Cass. Soc., 24 avril 2024, n°23-11.824

Par un arrêt en date du 24 avril 2024, la Cour de cassation a jugé que, dans le cadre d’une action en requalification de contrats de mission en contrat à durée indéterminée (ci-après « CDI »), les demandes indemnitaires accessoires telles que l’indemnité pour licenciement abusif et l’indemnité de préavis sont régies par les délais de prescription qui leur sont propres.

Faits. En l’espèce, un salarié, engagé par une entreprise de travail temporaire, a été mis à la disposition d’une entreprise utilisatrice par trois contrats de mission entre mars et avril 2017.

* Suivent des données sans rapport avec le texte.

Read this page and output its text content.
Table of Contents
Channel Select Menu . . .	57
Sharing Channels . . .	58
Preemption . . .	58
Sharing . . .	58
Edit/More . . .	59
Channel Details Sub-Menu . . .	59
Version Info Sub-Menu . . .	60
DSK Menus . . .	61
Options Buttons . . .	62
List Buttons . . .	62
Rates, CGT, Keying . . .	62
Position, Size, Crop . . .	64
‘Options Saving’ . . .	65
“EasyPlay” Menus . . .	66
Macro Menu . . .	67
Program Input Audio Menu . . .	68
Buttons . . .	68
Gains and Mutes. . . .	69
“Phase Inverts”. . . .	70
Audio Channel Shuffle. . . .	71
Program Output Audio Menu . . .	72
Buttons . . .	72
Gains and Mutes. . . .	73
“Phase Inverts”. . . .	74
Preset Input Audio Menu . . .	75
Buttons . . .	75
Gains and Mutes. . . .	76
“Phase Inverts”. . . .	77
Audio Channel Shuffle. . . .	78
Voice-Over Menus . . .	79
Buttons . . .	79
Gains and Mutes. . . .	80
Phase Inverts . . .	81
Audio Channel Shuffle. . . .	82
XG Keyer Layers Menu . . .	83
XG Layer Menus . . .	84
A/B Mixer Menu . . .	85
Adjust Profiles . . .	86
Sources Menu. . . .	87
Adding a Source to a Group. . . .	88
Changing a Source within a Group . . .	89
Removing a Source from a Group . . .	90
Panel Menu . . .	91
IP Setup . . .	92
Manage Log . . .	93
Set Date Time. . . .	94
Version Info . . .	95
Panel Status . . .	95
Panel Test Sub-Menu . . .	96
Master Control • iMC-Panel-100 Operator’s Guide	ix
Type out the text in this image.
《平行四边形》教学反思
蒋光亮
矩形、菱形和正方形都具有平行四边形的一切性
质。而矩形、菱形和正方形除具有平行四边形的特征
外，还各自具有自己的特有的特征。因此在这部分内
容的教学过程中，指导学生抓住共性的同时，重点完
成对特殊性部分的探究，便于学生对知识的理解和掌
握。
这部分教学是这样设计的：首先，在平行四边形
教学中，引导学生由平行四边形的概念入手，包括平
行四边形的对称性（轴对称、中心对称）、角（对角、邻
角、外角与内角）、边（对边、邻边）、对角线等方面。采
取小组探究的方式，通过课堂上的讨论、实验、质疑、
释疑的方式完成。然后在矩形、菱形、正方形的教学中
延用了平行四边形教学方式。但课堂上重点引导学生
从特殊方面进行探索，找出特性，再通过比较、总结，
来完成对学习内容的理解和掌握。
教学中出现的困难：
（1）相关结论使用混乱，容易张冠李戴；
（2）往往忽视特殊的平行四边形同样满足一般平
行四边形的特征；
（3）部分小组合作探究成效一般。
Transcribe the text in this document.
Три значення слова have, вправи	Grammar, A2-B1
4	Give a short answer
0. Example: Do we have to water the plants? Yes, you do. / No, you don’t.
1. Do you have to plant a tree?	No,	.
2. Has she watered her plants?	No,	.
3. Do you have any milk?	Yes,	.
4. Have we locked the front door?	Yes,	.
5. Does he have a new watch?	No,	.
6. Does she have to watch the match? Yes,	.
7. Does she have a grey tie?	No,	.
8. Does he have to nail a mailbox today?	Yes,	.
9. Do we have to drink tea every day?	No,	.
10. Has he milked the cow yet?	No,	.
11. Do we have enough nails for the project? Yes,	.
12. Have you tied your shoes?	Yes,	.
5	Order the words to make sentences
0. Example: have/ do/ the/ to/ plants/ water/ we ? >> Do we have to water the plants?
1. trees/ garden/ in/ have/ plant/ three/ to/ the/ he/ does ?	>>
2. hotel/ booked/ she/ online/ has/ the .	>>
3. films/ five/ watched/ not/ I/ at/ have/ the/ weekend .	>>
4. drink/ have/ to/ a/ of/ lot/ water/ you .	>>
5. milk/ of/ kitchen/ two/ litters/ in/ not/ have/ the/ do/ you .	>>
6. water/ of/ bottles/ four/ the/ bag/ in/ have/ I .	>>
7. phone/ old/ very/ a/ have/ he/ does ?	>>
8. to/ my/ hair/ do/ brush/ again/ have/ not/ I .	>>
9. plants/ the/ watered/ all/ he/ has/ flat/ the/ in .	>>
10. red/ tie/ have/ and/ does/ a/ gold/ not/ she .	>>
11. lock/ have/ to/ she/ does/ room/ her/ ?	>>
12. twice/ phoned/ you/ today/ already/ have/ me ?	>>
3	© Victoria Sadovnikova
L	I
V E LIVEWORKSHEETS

Procédure. En février 2019, le salarié a saisi la juridiction prud’homale aux fins de demander, d’une part, la requalification de ses contrats de mission en contrat à durée indéterminée et d’autre part, l’octroi de dommages et intérêts pour licenciement abusif et une indemnité de préavis.

La Cour d’appel a rejeté partiellement les demandes du salarié. En effet, les juges du fond ont constaté que le salarié avait agi en justice 1 an et 11 mois après la fin de son dernier contrat de mission. La demande de requalification des contrats de mission en CDI, se prescrivant par deux ans, n’était pas prescrite. En revanche, concernant les demandes indemnitaires, les juges du fond ont retenu que les demandes indemnitaires relatives au licenciement abusive et à l’indemnité de préavis étaient relatives à la rupture du contrat de travail et qu’elles se prescrivaient ainsi par un délai d’1 an à compter de ladite rupture. En conséquence, ils ont jugé que les demandes indemnitaires étaient prescrites et donc les ont rejetées.

Le salarié a alors formé un pourvoi en cassation. Selon lui, le droit au paiement des indemnités de rupture et des dommages et intérêts pour licenciement abusif naissait au jour de la requalification des contrats de mission en CDI et était à ce titre soumis à la même prescription biennale que l’action en requalification.

Solution. La Cour de cassation censure partiellement le raisonnement des juges du fond en rappelant le principe selon lequel la durée de la prescription est déterminée par la nature de la créance invoquée (Cass, ass. plen., 10 juin 2005, n°03-18.922). Elle examine alors successivement les demandes formulées par le salarié en faisant une application distributive des délais de prescription applicables

  • Concernant la demande relative aux dommages et intérêts pour licenciement abusif :

La Cour de cassation rappelle d’abord que depuis le 23 septembre 2017, toute action portant sur la rupture du contrat de travail se prescrit par 12 mois à compter la notification de la rupture (article L.1471-1 alinéa 2 du Code du travail et article 40 II de l’ordonnance n°2017-1387 du 22 septembre 2017, dite « ordonnance Macron »).

La Cour relève ensuite que la relation de travail entre le salarié et l’entreprise utilisatrice avait pris fin en avril 2017 et que celui-ci avait agi en justice en février 2019, soit plus d’1 an après la rupture du contrat de travail.

Pour la Cour, le délai de prescription de 12 mois n’étant pas respecté, la demande du salarié est prescrite, peu important que la demande de requalification de son contrat de travail ne le soit pas.

En d’autres termes, il s’agit bien de la rupture du contrat de travail qui fait courir le délai de prescription, conformément à l’article L.1471-1 du Code du travail, et non le prononcé de la requalification des contrats de mission en CDI.

La Cour de cassation confirme ainsi l’arrêt de la Cour d’appel sur ce point.

  • Concernant la demande relative au paiement d’une indemnité compensatrice de préavis outre les congés payés y afférents :

La Haute juridiction rappelle ici que l’action en paiement du salaire se prescrit par 3 ans à compter du jour où celui qui l’exerce a connu ou aurait dû connaître les faits lui permettant de l’exercer (article L.3245-1 du Code du travail).

Elle relève que le salarié a été débouté de sa demande par la cour d’appel alors que (i) l’action en paiement d’une indemnité compensatrice de préavis, laquelle a la nature d’une créance salariale, est soumise à la prescription triennale, et que (ii) le salarié avait agi en justice moins de trois années après la rupture de son contrat de travail. Dès lors, cette demande n’était pas prescrite.

La Cour de cassation casse et annule l’arrêt de la Cour d’appel sur ce point.